While we talked about stochastic gradient descent in the slides, most people use the so-called [Adam optimiser](https://pytorch.org/docs/stable/generated/torch.optim.Adam.html).

You can think of it as a more complex and improved implementation of SGD.

In [35]:
# Create an optimiser and give it the model's parameters.
from torch.optim import Adam

optim = Adam(model.parameters())

### Task 9: Writing basic training and validation loops

- Before we jump in and write these loops, we must first choose an activation function to apply to the model's outputs.
  - Here we are going to use the softmax activation function: see [the PyTorch docs](https://pytorch.org/docs/stable/generated/torch.nn.Softmax.html).
  - For those of you who've studied physics, you may be remininded of the partition function in thermodynamics.
  - This activation function is good for classifcation when the result is one of ``A or B or C``.
    - It's bad if you even want to assign two classification to one images—say a photo of a dog _and_ a cat.
  - It turns the raw outputs, or logits, into "psuedo probabilities", and we take our prediction to be the most probable class.

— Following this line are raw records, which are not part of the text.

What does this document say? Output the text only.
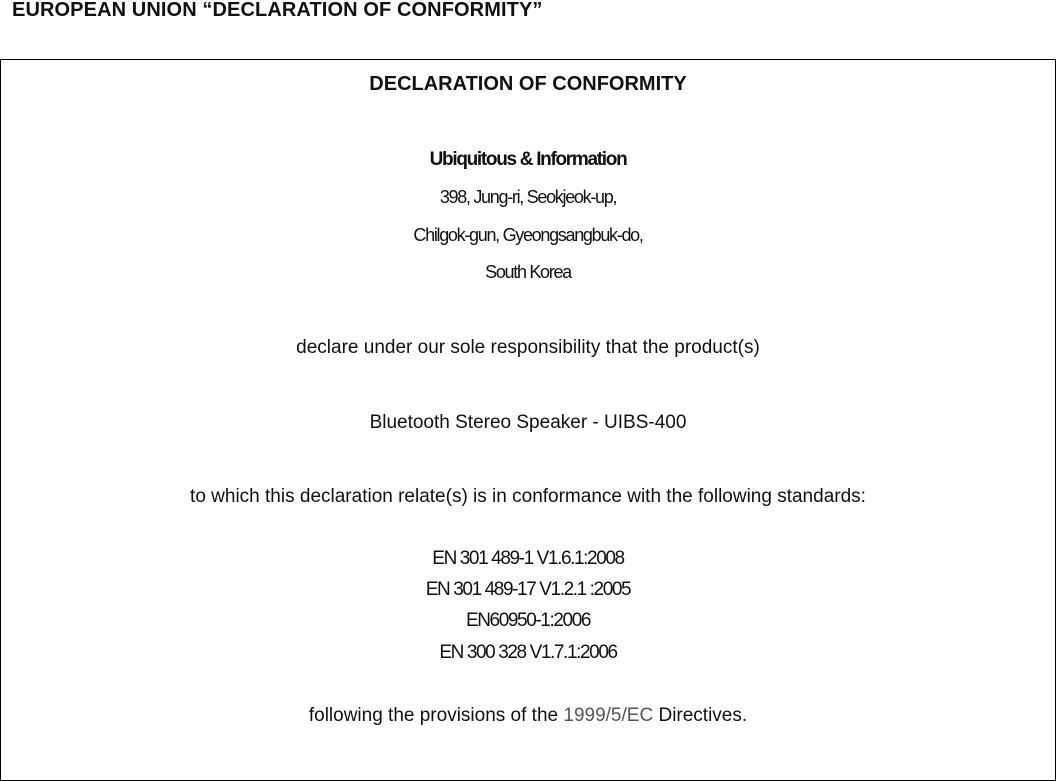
EUROPEAN UNION “DECLARATION OF CONFORMITY”
DECLARATION OF CONFORMITY
Ubiquitous & Information
398, Jung-ri, Seokjeok-up,
Chilgok-gun, Gyeongsangbuk-do,
South Korea
declare under our sole responsibility that the product(s)
Bluetooth Stereo Speaker - UIBS-400
to which this declaration relate(s) is in conformance with the following standards:
EN 301 489-1 V1.6.1:2008
EN 301 489-17 V1.2.1 :2005
EN60950-1:2006
EN 300 328 V1.7.1:2006
following the provisions of the 1999/5/EC Directives.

- We will write the training loop together, then you can go ahead and write the (simpler) validation loop.

In [None]:
from typing import Dict


def train_one_epoch(
    model: Module,
    train_loader: DataLoader,
    optimiser: Adam,
    loss_func: BCELoss,
) -> Dict[str, float]:
    """Train ``model`` for once epoch.

    Parameters
    ----------
    model : Module
        The neural network.
    train_loader : DataLoader
        Training dataloader.
    optimiser : Adam
        The optimiser.
    loss_func : BCELoss
        Binary cross-entropy loss function.

    Returns
    -------
    Dict[str, float]
        A dictionary of metrics.

    """


def validate_one_epoch(
    model: Module,
    valid_loader: DataLoader,
    loss_func: BCELoss,
) -> Dict[str, float]:
    """Validate ``model`` for a single epoch.

    Parameters
    ----------
    model : Module
        The neural network.
    valid_loader : DataLoader
        Validation dataloader.
    loss_func : BCELoss
        Binary cross-entropy loss function.

    Returns
    -------
    Dict[str, float]
        Metrics of interest.

    """

### Task 10: Training, extracting and plotting metrics

- Now we can train our model for a specified number of epochs.
  - During each epoch the model "sees" each training item once.
- Append the training and validation metrics to a list.
- Turn them into a ``pandas.DataFrame``
  - Note: You can turn a ``List[Dict[str, float]]``, say ``my_list`` into a ``DataFrame`` with ``DataFrame(my_list)``.
- Use Matplotlib to plot the training and validation metrics as a function of the number of epochs.

We will begin the code block together before you complete it independently.  
After some time we will go through the solution together.

In [None]:
epochs = 3

for _ in range(epochs):
    pass

### Task 11: Visualise some results

Let's do this part together—though feel free to make a start on your own if you have completed the previous exercises.

In [None]:
import matplotlib.pyplot as plt

### Bonus: Run the net on 'new' inputs

We have built and trained a net, and evaluated and visualised its performance. However, how do we now utilise it going forward?

Here we construct some 'new' input data and use our trained net to infer the species. Whilst this is relatively straightforward there is still some work required to transform the outputs from the net to a meaningful result.

In [None]:
from torch import no_grad

# Construct a tensor of inputs to run the model over

# Place model in eval mode and run over inputs with no_grad

# Print the raw output from the net

# Transform the raw output back to human-readable format